Von  Anja Brautschek

Viele Autofahrer kennen es: Wenn plötzlich ein Tier die Straße überquert, dann ist der Schreck meist groß. Vor allem jetzt im Winter ist die Gefahr besonders groß. Denn die Böden sind gefroren. In den Morgen- und Abendstunden sind daher die Tiere vermehrt unterwegs zu ihren Futterplätzen. Ines Filohn, Pressesprecherin der Polizeidirektion Süd, rät daher zu besonderer Achtsamkeit.
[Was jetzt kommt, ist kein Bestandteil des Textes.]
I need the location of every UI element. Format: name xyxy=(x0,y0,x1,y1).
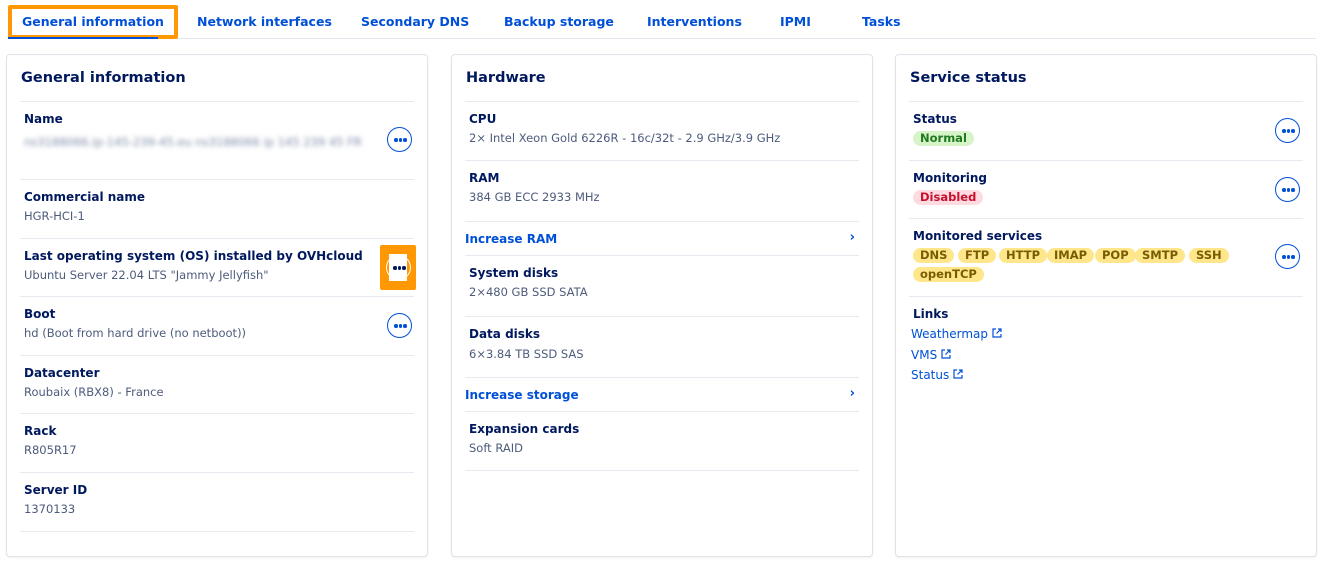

„Wir Menschen können das meiste unternehmen, um Unfälle zu vermeiden“, sagt sie. Denn die Tiere können Autos bei normalen Geschwindigkeiten auf Landstraßen nicht wahrnehmen. Also am besten runter vom Gas und langsamer, aber vorausschauend fahren. Auch Frank Kuhnert, Vorsitzender der Kreisverkehrswacht Dahme-Spreewald, rät zu besonderer Vorsicht. „Man sollte nicht nur in Wäldern mit Tieren rechnen. Sie kennen keine Verkehrsschilder und können überall hervorspringen“, gibt er zu bedenken. Er selbst hat erst vor wenigen Tagen eine solche Erfahrung gemacht. Kurz hinter dem Ortsausgang von Lübben rannten mehrere Rehe aus den Büschen über die Straße. Für Autofahrer hat er einen besonderen Tipp parat: Am besten nicht mit Fernlicht fahren. „Man sieht dadurch weiter und fährt automatisch schneller. Mit Abblendlicht ist man langsamer unterwegs“, erklärt er.

Schon geringe Geschwindigkeiten können großen Schaden anrichten. Bei 50 km/h trifft ein 17 Kilogramm schwerer Rehbock mit einer Aufschlagskraft von 425 Kilogramm auf das Auto, rechnet Ines Filohn vor. Bei 70 km/h ist es bereits die doppelte Aufschlagskraft. Bei einem 80 Kilogramm schweren Wildschwein entspricht die Wucht demnach bei einer Geschwindigkeit von 50 Stundenkilometern bereits 2000 Kilogramm – in etwa so viel wie ein Nashorn.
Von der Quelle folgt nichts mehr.